The last 11 months have been fun. We've made a Barbie version of Lady Gaga dressed in pickle loaf and followed a statistically accurate sampling method to determine if most Chinese restaurant fortunes really do make sense with "in bed" added. We've read some good books and sought the area's best hamburger.

Which brings us to today. The generous Patch.com article declares the KiMK to be "almost famous" and who am I to quibble?

Still, the acclaim of being almost famous will not go to my head. I'll put my pants on just the way I always have — by searching through the pile next to my bed and shaking out a pair until it looks ironed.

What I Did On My Reality Vacation
To prepare for the interview, I had to do some soul-searching. (I found it in the back of the linen closet next to a bell pull that says UFFDAH! made by an ex-family member and near that rip in the galaxy's fabric where the single socks go.)

Have I learned anything other than that lentil soup is the cheapest meal on the planet?

● You can't fix your life quickly. You didn't mess it up quickly.
You can't please everyone so you've got to please yourself. ~Rick Nelson
● People are worth the effort.
● Everyone is a Klown sometimes, but when the Klown-to-human ratio gets too high, it's time to get out of the little car.
● Do the thing you fear most first.
● Get enough sleep.
● Life goes on until it doesn't. Live consciously in the moment whenever possible.
● The things that enrich you most are those that cost the least beyond your own effort — Community/volunteer activities, self-expression, getting your hands dirty, personal contact at any level, and gratitude.
● If you want to change who you are, change what you do.
● If you don't know what you want, at least figure out what you don't want.
● Try something new every day.
● Beyond the baseline of what is required for survival, time is as valid a form of currency as financial income. By spending less, you can have the freedom to live more.
● Invest in what gives you joy. Happiness is not a volatile tech stock; it's a Christmas club. By investing regularly over time in the little moments of life like reading, listening to music, time with a partner or children, or learning about anything that strikes your fancy, this is where the dividends are.

Comments are more than appreciated. They are adored. They are pampered. They are given a seat at the grown-up's table at Thanksgiving. What truths great and small guide your life?

3 comments:

Your Brother said...

I hope now that you're "almost famous", that you still have time for your pithy, sometimes Marilynesque replies. As we now enter March, and I'm still stuck on your Shakespearean theme, I can only dredge up "Beware the Ides of March" and "Et tu Philip!" as replies to me from you regarding the aforementioned subject that we have previous blogged about to and fro in an ongoing effort to communicate in a manner that has clearly revolutionized the technology based venue in which we have contact.

Your Brother said...

And did you say you're a "half wit"?

Burning Khrome said...

And not a 'whom' in sight. Thou takes me for a grammarian?

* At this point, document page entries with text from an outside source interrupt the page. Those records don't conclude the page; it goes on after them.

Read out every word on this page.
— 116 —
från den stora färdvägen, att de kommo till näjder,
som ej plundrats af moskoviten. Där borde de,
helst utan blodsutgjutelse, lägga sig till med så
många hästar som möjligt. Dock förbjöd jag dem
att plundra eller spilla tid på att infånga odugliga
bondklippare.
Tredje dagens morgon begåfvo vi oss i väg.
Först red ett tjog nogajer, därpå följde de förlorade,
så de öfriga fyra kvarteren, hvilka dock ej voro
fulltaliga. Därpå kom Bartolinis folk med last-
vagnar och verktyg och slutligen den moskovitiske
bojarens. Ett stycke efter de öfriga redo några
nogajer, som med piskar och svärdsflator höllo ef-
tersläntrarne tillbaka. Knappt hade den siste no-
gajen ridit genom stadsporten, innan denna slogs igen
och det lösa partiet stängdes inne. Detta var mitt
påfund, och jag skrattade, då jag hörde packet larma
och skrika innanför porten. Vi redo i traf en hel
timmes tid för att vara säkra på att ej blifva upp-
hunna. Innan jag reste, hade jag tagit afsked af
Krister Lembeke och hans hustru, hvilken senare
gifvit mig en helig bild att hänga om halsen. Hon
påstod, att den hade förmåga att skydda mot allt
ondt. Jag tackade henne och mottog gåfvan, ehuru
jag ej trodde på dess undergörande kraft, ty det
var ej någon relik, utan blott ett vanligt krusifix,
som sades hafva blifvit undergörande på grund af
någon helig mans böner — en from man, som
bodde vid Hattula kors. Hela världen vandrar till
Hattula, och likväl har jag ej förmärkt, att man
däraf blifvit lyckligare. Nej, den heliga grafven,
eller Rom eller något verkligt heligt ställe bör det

On the delicate subject of wit, the article said that the blog was 'generally' witty. The little town of Generally is somewhere on the highway between Never and Always, maybe just over the hill from Often but not all the way to Usually. Not wanting to succumb to that fatal flaw of the (almost) famous of believing one's own hype (Yeah, I'm talkin' to YOU, Charlie Sheen), I allowed myself a humble 50% on the witty-meter. So half-wit it is.

Ay, there's the rub. (Yes, Mr. Shakespeare, there it is in the cabinet right between the dandruff shampoo and a box of Band-Aids. But not near the foot cream. Don't make me talk to you about this again.)